Osobiście najbardziej zainteresowany jestem zagadnieniem milczenia, jako przyzwolenia na coś. Wciąż broni się wolności słowa, swobody wypowiedzi, a co z wolnością milczenia. Czy wolno nam milczeć? Zwłaszcza, gdy dostrzegamy jakieś zło. Czy mamy moralne prawo milczeć, kiedy komuś dzieje się krzywda, kiedy spotykamy się z niesprawiedliwością? Albo gdy zajmujemy społecznie taką pozycję, że wręcz oczekuje się od nas i wymaga zabrania głosu w jakimś temacie. Czyż korzystanie z takiej wolności milczenia nie jest ciężarem na sumieniu? A może ze względu na wszechobecne przykłady niedoskonałości świata powinniśmy postawić ogólne pytanie: Czy godzi się milczeć?

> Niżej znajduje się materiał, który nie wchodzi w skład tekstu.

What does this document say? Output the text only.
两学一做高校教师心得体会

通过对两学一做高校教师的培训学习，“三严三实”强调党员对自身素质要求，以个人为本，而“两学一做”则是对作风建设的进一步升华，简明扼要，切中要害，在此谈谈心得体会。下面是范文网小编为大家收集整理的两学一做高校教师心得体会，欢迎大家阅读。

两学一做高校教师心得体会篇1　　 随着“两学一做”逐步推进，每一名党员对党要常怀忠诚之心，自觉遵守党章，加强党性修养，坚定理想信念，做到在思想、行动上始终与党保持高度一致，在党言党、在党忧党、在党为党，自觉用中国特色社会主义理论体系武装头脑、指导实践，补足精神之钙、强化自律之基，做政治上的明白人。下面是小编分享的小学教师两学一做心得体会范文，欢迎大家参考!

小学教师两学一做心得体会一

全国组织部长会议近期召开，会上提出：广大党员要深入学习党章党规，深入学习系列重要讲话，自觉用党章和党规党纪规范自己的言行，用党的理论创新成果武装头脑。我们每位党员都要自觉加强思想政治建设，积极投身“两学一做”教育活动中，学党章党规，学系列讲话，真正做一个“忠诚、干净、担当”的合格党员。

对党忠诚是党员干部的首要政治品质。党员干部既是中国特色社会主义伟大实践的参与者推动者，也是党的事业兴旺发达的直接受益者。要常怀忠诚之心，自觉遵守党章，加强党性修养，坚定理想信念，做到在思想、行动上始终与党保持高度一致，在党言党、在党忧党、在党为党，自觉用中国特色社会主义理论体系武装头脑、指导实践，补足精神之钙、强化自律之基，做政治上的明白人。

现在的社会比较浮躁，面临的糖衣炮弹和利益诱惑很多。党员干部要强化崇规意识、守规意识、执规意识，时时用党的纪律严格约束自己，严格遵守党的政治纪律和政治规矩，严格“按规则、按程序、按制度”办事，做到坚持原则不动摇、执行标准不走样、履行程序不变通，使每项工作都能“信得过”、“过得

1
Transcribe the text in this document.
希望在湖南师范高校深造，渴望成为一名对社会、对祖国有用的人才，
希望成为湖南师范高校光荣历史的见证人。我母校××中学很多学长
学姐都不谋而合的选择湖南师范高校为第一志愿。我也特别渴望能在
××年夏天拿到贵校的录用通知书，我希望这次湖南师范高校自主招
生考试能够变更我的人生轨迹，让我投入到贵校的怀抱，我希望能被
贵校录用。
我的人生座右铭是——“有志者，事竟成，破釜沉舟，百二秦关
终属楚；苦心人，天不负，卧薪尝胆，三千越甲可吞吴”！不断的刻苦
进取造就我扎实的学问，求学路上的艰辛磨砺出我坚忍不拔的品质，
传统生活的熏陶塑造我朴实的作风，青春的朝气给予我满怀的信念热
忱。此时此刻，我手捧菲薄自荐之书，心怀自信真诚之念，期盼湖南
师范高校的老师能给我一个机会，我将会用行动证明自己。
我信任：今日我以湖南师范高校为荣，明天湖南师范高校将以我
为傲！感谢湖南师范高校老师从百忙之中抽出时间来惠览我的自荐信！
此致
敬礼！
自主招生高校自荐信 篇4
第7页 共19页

Niezależnie od odpowiedzi, trzeba przyznać, iż milczenie roztacza wokół siebie pewien nimb. Nie wiem czy tajemniczości, czy wyższości, czy szlachetności i cnoty. Mimo że można milczeć hałasując, to jednak często kojarzymy milczenie z ciszą. A przez to przenosimy na nią przymioty milczenia, tą jego szczególną wartość. Choć złotem jest tylko w przenośni. I kiedy umiera ktoś dla nas ważny, postanawiamy uczcić pamięć o nim minutą ciszy. Ofiarowujemy mu chwilę milczenia.
A jakie były ostatnie słowa wypowiedziane przez konającego Hamleta? No właśnie: „Reszta jest milczeniem”. Aczkolwiek mogło być tak, że wcześniej sam Szekspir użył tych słów, gdy lichwiarz zgłosił się po dług i spytał Williama o brakującą resztę złota.
Kłaniam, Martinus.
Dla mnie milczenie ma w sobie ogromną przestrzeń.

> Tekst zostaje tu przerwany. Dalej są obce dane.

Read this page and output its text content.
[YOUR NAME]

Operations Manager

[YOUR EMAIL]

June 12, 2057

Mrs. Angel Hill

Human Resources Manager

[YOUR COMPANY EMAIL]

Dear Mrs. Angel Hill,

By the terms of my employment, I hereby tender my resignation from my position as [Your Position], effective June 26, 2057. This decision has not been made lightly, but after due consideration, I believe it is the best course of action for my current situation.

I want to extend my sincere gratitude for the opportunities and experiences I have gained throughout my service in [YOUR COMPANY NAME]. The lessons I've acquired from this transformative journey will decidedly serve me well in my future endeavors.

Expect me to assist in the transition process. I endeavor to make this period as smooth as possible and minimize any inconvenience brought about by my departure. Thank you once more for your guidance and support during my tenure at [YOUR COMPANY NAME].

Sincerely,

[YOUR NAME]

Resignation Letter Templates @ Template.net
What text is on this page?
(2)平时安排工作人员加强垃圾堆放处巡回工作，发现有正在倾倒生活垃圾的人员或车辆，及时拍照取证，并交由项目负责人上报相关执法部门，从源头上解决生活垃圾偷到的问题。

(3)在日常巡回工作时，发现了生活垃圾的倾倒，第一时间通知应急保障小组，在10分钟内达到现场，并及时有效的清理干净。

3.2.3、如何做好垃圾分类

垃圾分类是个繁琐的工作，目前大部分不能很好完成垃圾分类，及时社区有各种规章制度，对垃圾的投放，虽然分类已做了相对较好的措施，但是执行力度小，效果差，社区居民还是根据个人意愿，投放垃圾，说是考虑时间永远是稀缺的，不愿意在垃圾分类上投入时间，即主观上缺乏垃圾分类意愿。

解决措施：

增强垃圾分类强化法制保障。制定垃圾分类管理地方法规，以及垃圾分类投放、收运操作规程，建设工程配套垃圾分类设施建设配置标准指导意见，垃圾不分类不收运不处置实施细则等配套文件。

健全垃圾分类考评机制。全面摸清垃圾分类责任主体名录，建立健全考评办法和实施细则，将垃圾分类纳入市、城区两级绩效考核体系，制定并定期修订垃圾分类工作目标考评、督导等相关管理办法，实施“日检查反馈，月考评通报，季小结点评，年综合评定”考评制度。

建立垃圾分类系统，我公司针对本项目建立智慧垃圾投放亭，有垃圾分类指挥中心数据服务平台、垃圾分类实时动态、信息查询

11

Nie zawsze jest związane z brakiem akcji/reakcji. Wszak milczenie często bywa najbardziej rozpaczliwym krzykiem.
Gdyby uciec się w jeszcze głębszą abstrakcję, możnaby rzec, że milczenie „odbywa się” na zupełnie innym poziomie niż komunikacja werbalna. Wymaga dużo wyższej wrażliwości i uważności.
Można powiedzieć więcej. Czy milczenie może mieć wiele wymiarów, z czego nie wszystkie dostępne dla każdego? Kiedy odnosząc się do pewnej sytuacji spoglądamy na siebie wzajemnie z przyjacielem, nie mówiąc ani słowa i już wiemy, ale nikt poza nami.
Mam również wrażenie, że milczenie może być bardziej dosadną reakcją niż słowa czy gesty. Potrafi skutecznie obedrzeć ze strefy komfortu, jaką ludzie budują sobie słowami. A może wręcz odwrotnie, być wyrazem najwyższego komfortu między ludźmi. Jeśli potrafisz z kimś milczeć, najpewniej potrafisz wszystko inne.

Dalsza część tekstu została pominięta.